"O Igapó é lindo, não trocamos isso aqui por praia. A gente faz com prazer, porque gosta da natureza, fazemos nossa parte", resume o casal Iraci e Leônidas da Gama sobre os cuidados que têm com o lago
"O Igapó é lindo, não trocamos isso aqui por praia. A gente faz com prazer, porque gosta da natureza, fazemos nossa parte", resume o casal Iraci e Leônidas da Gama sobre os cuidados que têm com o lago | Foto: Lais Taine


Caminhar no Lago Igapó II é uma atividade de lazer para muitos londrinenses, mas para Leônidas da Gama, 74, e Iraci da Gama, 78, a tarefa vai além. O casal aproveita as caminhadas matinais diárias para contribuir para a preservação do local. Da reforma de equipamentos à alimentação de aves, os dois tomam a iniciativa quando o quesito é cuidar daquele que é o cartão-postal da cidade.

Equipados de tênis, bonés, água e uma sacola cheia de comida para pássaros, eles caminham observando com detalhe o entorno, que mostram conhecer como a palma da mão. Com isso, vem a relação a rédeas curtas com o poder público. "A CMTU (Companhia Municipal de Trânsito e Urbanização de Londrina) veio aqui e eu já falei que estava abandonado, que precisava cuidar mais, e eles já começaram a organizar", reconhece Leônidas.

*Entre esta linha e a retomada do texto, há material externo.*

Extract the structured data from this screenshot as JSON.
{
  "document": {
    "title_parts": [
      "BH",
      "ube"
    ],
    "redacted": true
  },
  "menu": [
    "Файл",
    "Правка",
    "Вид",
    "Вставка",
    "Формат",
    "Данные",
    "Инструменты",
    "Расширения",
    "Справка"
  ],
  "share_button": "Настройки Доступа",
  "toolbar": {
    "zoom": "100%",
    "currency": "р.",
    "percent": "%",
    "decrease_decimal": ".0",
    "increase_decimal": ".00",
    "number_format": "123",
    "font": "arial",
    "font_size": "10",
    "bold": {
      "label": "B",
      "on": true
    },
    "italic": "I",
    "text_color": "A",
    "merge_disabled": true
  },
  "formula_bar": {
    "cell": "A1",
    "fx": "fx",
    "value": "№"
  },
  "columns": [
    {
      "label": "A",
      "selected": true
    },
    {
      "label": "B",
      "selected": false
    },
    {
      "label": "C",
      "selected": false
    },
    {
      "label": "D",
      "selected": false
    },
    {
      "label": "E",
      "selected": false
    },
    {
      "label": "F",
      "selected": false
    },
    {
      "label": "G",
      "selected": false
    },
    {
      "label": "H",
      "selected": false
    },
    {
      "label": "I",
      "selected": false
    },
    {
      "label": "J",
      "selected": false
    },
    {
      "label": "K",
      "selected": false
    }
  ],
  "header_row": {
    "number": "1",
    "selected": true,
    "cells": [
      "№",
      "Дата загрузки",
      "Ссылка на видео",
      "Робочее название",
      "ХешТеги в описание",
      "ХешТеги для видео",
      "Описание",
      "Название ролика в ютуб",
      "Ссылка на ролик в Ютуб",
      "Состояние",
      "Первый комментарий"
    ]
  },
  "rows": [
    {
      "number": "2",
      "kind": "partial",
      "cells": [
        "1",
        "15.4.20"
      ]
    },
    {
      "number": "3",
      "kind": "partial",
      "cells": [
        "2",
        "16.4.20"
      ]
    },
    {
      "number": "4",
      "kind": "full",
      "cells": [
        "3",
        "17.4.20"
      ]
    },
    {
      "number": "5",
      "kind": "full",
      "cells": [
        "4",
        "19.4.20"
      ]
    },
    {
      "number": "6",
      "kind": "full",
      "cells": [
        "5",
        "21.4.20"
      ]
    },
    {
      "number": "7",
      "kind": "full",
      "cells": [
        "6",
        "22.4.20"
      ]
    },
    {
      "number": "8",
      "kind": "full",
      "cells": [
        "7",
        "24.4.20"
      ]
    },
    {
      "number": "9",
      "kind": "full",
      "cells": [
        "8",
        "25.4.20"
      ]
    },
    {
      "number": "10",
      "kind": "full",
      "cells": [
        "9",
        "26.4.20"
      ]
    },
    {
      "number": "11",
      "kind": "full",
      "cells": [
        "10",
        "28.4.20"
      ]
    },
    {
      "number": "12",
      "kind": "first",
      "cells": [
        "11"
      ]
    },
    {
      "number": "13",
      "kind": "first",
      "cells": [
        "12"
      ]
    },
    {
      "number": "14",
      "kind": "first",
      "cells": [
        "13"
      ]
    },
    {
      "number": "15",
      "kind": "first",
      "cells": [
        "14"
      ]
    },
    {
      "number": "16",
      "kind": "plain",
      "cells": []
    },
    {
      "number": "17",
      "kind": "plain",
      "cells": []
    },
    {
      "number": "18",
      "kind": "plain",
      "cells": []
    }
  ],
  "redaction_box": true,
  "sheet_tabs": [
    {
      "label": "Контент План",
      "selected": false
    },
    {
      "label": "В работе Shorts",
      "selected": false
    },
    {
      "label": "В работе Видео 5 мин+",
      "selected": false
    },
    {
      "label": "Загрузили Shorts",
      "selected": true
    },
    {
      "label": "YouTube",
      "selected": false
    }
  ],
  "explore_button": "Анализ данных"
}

Qualquer coisa fora do lugar chama a atenção e gera cobrança. "Um dia a gente achou que tinham roubado um banco da academia ao ar livre, mas quando fomos denunciar, a própria CMTU falou que eles tinham levado para arrumar. A gente ficou esperando e eles devolveram o banco arrumado e pintado", comenta Iraci.

A relação não é apenas de observação e cobrança. Para não ficar esperando só o trabalho das autoridades, Leônidas faz o que pode. Já consertou alguns aparelhos, limpou as placas de instruções dos equipamentos e, na árvore ao lado da academia, esconde uma vassoura já surrada. "A gente varre aqui e a pendura na copa da árvore. Essa ninguém quer roubar, né?", brinca.

Um tronco caído, uma lâmpada queimada... O local vive entre manutenção e vandalismo. Mas se de um lado há quem destrói, do outro, quem constrói. A rede aumenta conforme o número de visitantes. "Como a gente está aqui todos os dias, acaba conhecendo bastante gente", explica Leônidas que cumprimenta vários em poucos minutos de caminhada. Por lá, ficam sabendo de outras ações, do advogado que plantou mais de nove mil mudas de árvores ao canoeiro que tira o lixo da água. Uma espécie de equipe de defesa.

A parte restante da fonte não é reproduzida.